On March 14, 2003, defendant was sentenced by Judge Flynn to a four-year term on indictment 433, and an aggregate twenty-two-year term on indictment 994, to run consecutively to the sentence on indictment 433 and the federal sentence. On indictment 574, defendant was sentenced to an aggregate eighteen-year term, concurrent with the 994 and 433 sentences. On indictment 3238, defendant was sentenced to twenty years, concurrent with the 994 sentence. Defendant was sentenced to three years on indictment 1452 and five years on indictment 4452, both sentences concurrent with the 994 and federal sentences.
Defendant appealed and we remanded for resentencing on all six indictments in accordance with State v. Natale, 184 N.J. 458 (2005). On March 20, 2006, defendant was re-sentenced to the original sentences imposed. Again, defendant appealed and the matter was heard by an excessive sentencing panel. On February 4, 2009, we affirmed defendant's sentences. The Supreme Court denied certification on June 19, 2009. State v. Palmer, 199 N.J. 543 (2009).

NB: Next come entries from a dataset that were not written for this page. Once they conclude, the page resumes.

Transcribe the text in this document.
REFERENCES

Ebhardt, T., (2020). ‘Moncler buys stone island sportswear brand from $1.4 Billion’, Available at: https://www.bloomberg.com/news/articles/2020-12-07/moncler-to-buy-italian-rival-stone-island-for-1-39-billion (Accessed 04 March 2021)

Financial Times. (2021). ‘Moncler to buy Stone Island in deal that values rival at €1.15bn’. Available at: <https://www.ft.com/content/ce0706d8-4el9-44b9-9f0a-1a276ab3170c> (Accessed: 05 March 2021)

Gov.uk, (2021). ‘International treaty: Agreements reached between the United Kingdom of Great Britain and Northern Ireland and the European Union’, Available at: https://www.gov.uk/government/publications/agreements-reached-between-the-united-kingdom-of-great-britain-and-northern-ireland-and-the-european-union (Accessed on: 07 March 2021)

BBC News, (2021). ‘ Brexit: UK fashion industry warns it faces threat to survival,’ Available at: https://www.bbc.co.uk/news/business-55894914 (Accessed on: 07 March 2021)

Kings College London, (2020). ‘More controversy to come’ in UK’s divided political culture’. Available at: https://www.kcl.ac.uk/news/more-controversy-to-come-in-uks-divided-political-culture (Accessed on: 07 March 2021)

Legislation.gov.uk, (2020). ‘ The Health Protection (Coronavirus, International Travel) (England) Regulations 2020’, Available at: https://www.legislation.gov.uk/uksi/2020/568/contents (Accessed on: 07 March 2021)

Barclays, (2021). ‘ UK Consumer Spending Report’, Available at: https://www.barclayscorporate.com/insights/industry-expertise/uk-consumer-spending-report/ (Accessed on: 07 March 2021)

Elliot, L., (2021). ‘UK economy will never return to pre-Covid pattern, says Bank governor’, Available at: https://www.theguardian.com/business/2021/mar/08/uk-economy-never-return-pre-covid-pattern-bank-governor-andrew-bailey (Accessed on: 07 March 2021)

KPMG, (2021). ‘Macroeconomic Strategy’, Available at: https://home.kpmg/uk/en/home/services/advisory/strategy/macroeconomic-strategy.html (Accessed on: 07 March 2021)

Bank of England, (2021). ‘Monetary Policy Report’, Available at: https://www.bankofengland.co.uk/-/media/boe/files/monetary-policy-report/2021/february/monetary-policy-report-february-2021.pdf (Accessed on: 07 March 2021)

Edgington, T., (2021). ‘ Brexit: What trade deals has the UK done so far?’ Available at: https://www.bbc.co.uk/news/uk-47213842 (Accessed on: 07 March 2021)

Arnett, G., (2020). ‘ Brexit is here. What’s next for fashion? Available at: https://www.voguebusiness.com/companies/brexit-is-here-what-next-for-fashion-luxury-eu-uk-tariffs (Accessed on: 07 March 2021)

Defendant filed a pro se petition for PCR. After counsel was assigned, a letter brief was submitted in support of the petition. Judge Peter Ryan heard oral argument and denied the petition without a hearing on April 5, 2011. Judge Ryan also denied defendant's motion to withdraw his guilty plea, finding defendant "was fully aware of the penal consequences of the plea." Judge Ryan also found defendant's petition lacked merit, as there was no evidence of ineffective assistance of counsel.

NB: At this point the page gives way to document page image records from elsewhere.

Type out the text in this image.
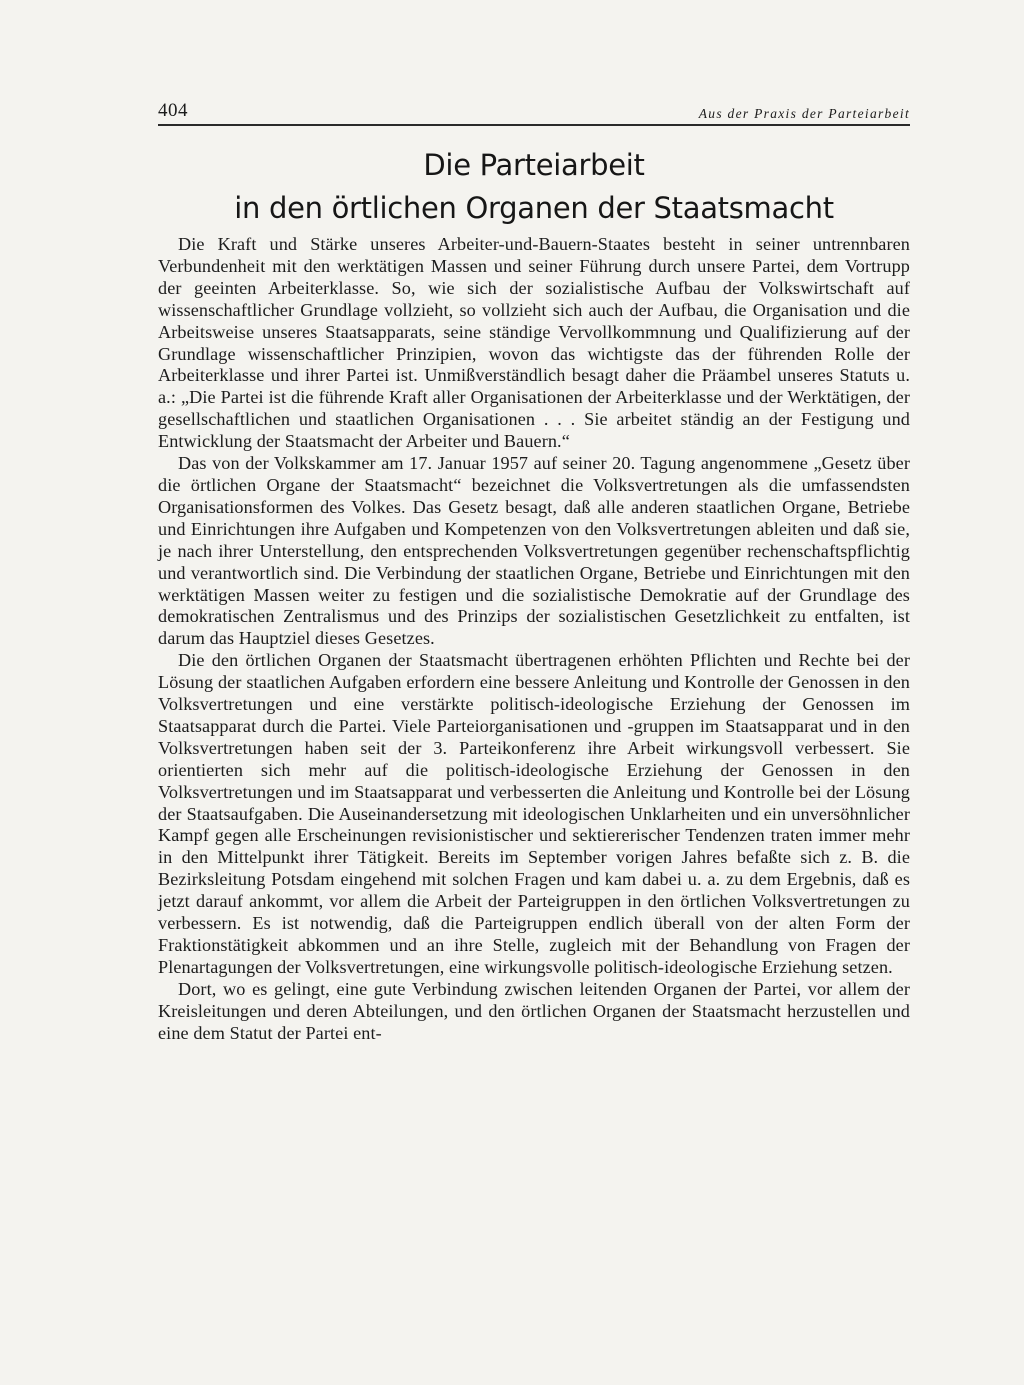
404	Aus der Praxis der Parteiarbeit
Die Parteiarbeit
in den örtlichen Organen der Staatsmacht

Die Kraft und Stärke unseres Arbeiter-und-Bauern-Staates besteht in seiner untrennbaren Verbundenheit mit den werktätigen Massen und seiner Führung durch unsere Partei, dem Vortrupp der geeinten Arbeiterklasse. So, wie sich der sozialistische Aufbau der Volkswirtschaft auf wissenschaftlicher Grundlage vollzieht, so vollzieht sich auch der Aufbau, die Organisation und die Arbeitsweise unseres Staatsapparats, seine ständige Vervollkommnung und Qualifizierung auf der Grundlage wissenschaftlicher Prinzipien, wovon das wichtigste das der führenden Rolle der Arbeiterklasse und ihrer Partei ist. Unmißverständlich besagt daher die Präambel unseres Statuts u. a.: „Die Partei ist die führende Kraft aller Organisationen der Arbeiterklasse und der Werktätigen, der gesellschaftlichen und staatlichen Organisationen . . . Sie arbeitet ständig an der Festigung und Entwicklung der Staatsmacht der Arbeiter und Bauern.“

Das von der Volkskammer am 17. Januar 1957 auf seiner 20. Tagung angenommene „Gesetz über die örtlichen Organe der Staatsmacht“ bezeichnet die Volksvertretungen als die umfassendsten Organisationsformen des Volkes. Das Gesetz besagt, daß alle anderen staatlichen Organe, Betriebe und Einrichtungen ihre Aufgaben und Kompetenzen von den Volksvertretungen ableiten und daß sie, je nach ihrer Unterstellung, den entsprechenden Volksvertretungen gegenüber rechenschaftspflichtig und verantwortlich sind. Die Verbindung der staatlichen Organe, Betriebe und Einrichtungen mit den werktätigen Massen weiter zu festigen und die sozialistische Demokratie auf der Grundlage des demokratischen Zentralismus und des Prinzips der sozialistischen Gesetzlichkeit zu entfalten, ist darum das Hauptziel dieses Gesetzes.

Die den örtlichen Organen der Staatsmacht übertragenen erhöhten Pflichten und Rechte bei der Lösung der staatlichen Aufgaben erfordern eine bessere Anleitung und Kontrolle der Genossen in den Volksvertretungen und eine verstärkte politisch-ideologische Erziehung der Genossen im Staatsapparat durch die Partei. Viele Parteiorganisationen und -gruppen im Staatsapparat und in den Volksvertretungen haben seit der 3. Parteikonferenz ihre Arbeit wirkungsvoll verbessert. Sie orientierten sich mehr auf die politisch-ideologische Erziehung der Genossen in den Volksvertretungen und im Staatsapparat und verbesserten die Anleitung und Kontrolle bei der Lösung der Staatsaufgaben. Die Auseinandersetzung mit ideologischen Unklarheiten und ein unversöhnlicher Kampf gegen alle Erscheinungen revisionistischer und sektiererischer Tendenzen traten immer mehr in den Mittelpunkt ihrer Tätigkeit. Bereits im September vorigen Jahres befaßte sich z. B. die Bezirksleitung Potsdam eingehend mit solchen Fragen und kam dabei u. a. zu dem Ergebnis, daß es jetzt darauf ankommt, vor allem die Arbeit der Parteigruppen in den örtlichen Volksvertretungen zu verbessern. Es ist notwendig, daß die Parteigruppen endlich überall von der alten Form der Fraktionstätigkeit abkommen und an ihre Stelle, zugleich mit der Behandlung von Fragen der Plenartagungen der Volksvertretungen, eine wirkungsvolle politisch-ideologische Erziehung setzen.

Dort, wo es gelingt, eine gute Verbindung zwischen leitenden Organen der Partei, vor allem der Kreisleitungen und deren Abteilungen, und den örtlichen Organen der Staatsmacht herzustellen und eine dem Statut der Partei ent-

Defendant's argument that the promise of concurrent sentences on defendant's other guilty pleas should include his sentence on indictment 994 finds no support in the record. When Judge Flynn accepted defendant's guilty plea to aggravated manslaughter under indictment 994, defendant was clearly informed that his sentence could be run consecutively to his other sentences:
[JUDGE FLYNN]: Now, the State has also told me that they reserve the right to ask that I sentence you to this term consecutive, meaning add on to this sentence any sentence that I might impose with a case in which you are in front of me or convicted before, for any of these other cases that are still pending. Do you understand that?
DEFENDANT: Yes.
[JUDGE FLYNN]: Now, I understand your attorney may wish to work with [the] prosecutor and see if they can resolve some of those cases that are pending — I don't know what they are going to do — but nobody can predict what I will do as far as sentencing, whether I will sentence you consecutively to those — to the charge — the sentence here or not, or concurrently, and if anybody promises you or tells you that's what I'm going to do, I'm going to make everything concurrent, they are blowing smoke in your face, because I don't know what I am going to do. Right? Do you understand that?
DEFENDANT: Yes.
We find that defendant's remaining arguments lack sufficient merit to warrant any further discussion in our opinion. R. 2:11-3(e)(2). Because defendant failed to present a prima facie case of ineffective assistance of counsel, no evidentiary hearing was required on his PCR petition. See State v. Preciose, 129 N.J. 451, 462 (1992). We affirm for the reasons stated by Judge Ryan in his April 5, 2011 decision.
The April 5, 2011 order is affirmed. At the State's request, we remand for correction of the judgment of conviction on indictment 01-03-994 to reflect the correct date of defendant's guilty plea.
I hereby certify that the foregoing is a true copy of the original on file in my office.